Analiz

İsrail-Türkiye İlişkilerinde Öne Çıkan Faktörler (2010-2020) ve İlişkilerin Geleceği

2008 yılında Türkiye’nin arabuluculuğunda gerçekleşen dolaylı İsrail-Suriye görüşmeleri esnasında İsrail’in Gazze’de başlattığı “Dökme Kurşun Operasyonu” ile Türkiye-İsrail ilişkilerinde özellikle 1990’larda hakim ve o tarihe kadar ciddi anlamda bir meydan okumaya da maruz kalmamış olumlu seyrin tersine döndüğü ve bugüne kadar ilişkilerde genel itibariyle karşılıklı sert söylemlerin eşlik ettiği olumsuz bir eğilimin hakim olduğu gözlemlenmiştir.

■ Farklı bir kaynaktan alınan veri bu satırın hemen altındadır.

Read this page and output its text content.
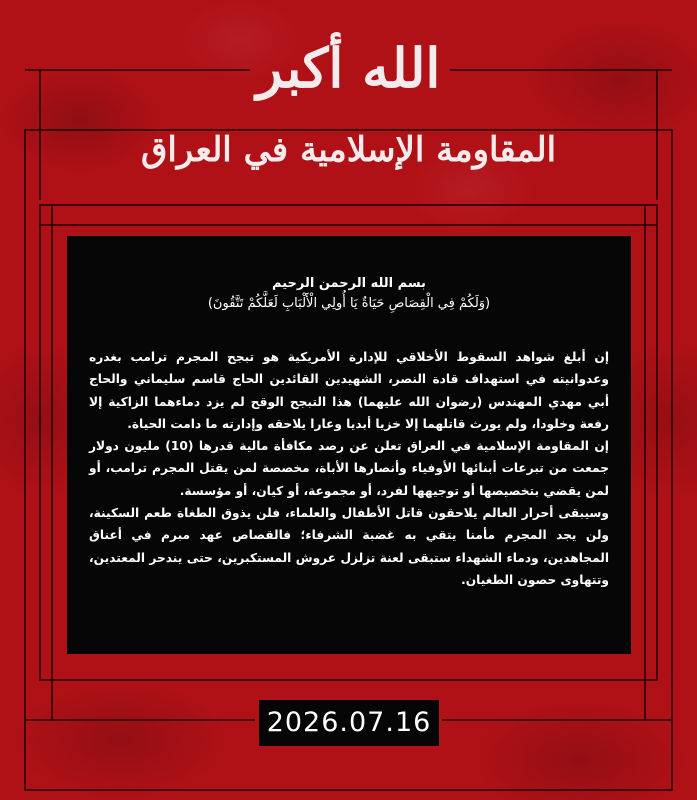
الله أكبر
المقاومة الإسلامية في العراق
بسم الله الرحمن الرحيم
(وَلَكُمْ فِي الْقِصَاصِ حَيَاةٌ يَا أُولِي الْأَلْبَابِ لَعَلَّكُمْ تَتَّقُونَ)

إن أبلغ شواهد السقوط الأخلاقي للإدارة الأمريكية هو تبجح المجرم ترامب بغدره وعدوانيته في استهداف قادة النصر، الشهيدين القائدين الحاج قاسم سليماني والحاج أبي مهدي المهندس (رضوان الله عليهما) هذا التبجح الوقح لم يزد دماءهما الزاكية إلا رفعة وخلودا، ولم يورث قاتلهما إلا خزيا أبديا وعارا يلاحقه وإدارته ما دامت الحياة.

إن المقاومة الإسلامية في العراق تعلن عن رصد مكافأة مالية قدرها (10) مليون دولار جمعت من تبرعات أبنائها الأوفياء وأنصارها الأباة، مخصصة لمن يقتل المجرم ترامب، أو لمن يقضي بتخصيصها أو توجيهها لفرد، أو مجموعة، أو كيان، أو مؤسسة.

وسيبقى أحرار العالم يلاحقون قاتل الأطفال والعلماء، فلن يذوق الطغاة طعم السكينة، ولن يجد المجرم مأمنا يتقي به غضبة الشرفاء؛ فالقصاص عهد مبرم في أعناق المجاهدين، ودماء الشهداء ستبقى لعنة تزلزل عروش المستكبرين، حتى يندحر المعتدين، وتتهاوى حصون الطغيان.

2026.07.16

Bu gerilimin son yıllarda Doğu Akdeniz ve mücavir bölgelerdeki güvenlik ortamına da olumsuz yansımaları olduğu müşahede edilmektedir. Mayıs 2020 itibariyle ilişkilerin, iki ülkenin ortak çıkarları zemininde geliştirilebilmesi yönünde İsrail’in sesini yükselttiği ve Türkiye’nin de özellikle Doğu Akdeniz konusunda çözüme yönelik olarak Güney Kıbrıs Rum Yönetimi (GKRY) haricindeki taraflara açık kapı bırakan tutumunun İsrail’i de kapsadığı görülmektedir. Mevcut düzlemde iki ülke arasında öne çıkan potansiyel ve/ya aktüel gerilim alanları Filistin meselesi, ikili ilişkilerde “geçmişin gölgesi” veya özellikle 2008-2011 arası gerilimin zirve noktası olan dönemin hatırası ve Türkiye ile son yıllarda Suriye, Doğu Akdeniz ve Libya gibi sahalardan bir veya birkaçında sorunlu ilişkileri olan Birleşik Arap Emirlikleri (BAE), Mısır, GKRY ve Yunanistan gibi aktörlerle İsrail’in işbirliği gibi konuları kapsamaktadır. Son dönemde yaşanan gelişmeler, İsrail ve Türkiye’nin ortak çıkarlar konusunda konu bazlı işbirlikleri yapabileceğini, ancak öngörülebilir gelecekte ilişkilerin normalleşmesi ihtimalinin düşük olduğunu ortaya koymaktadır.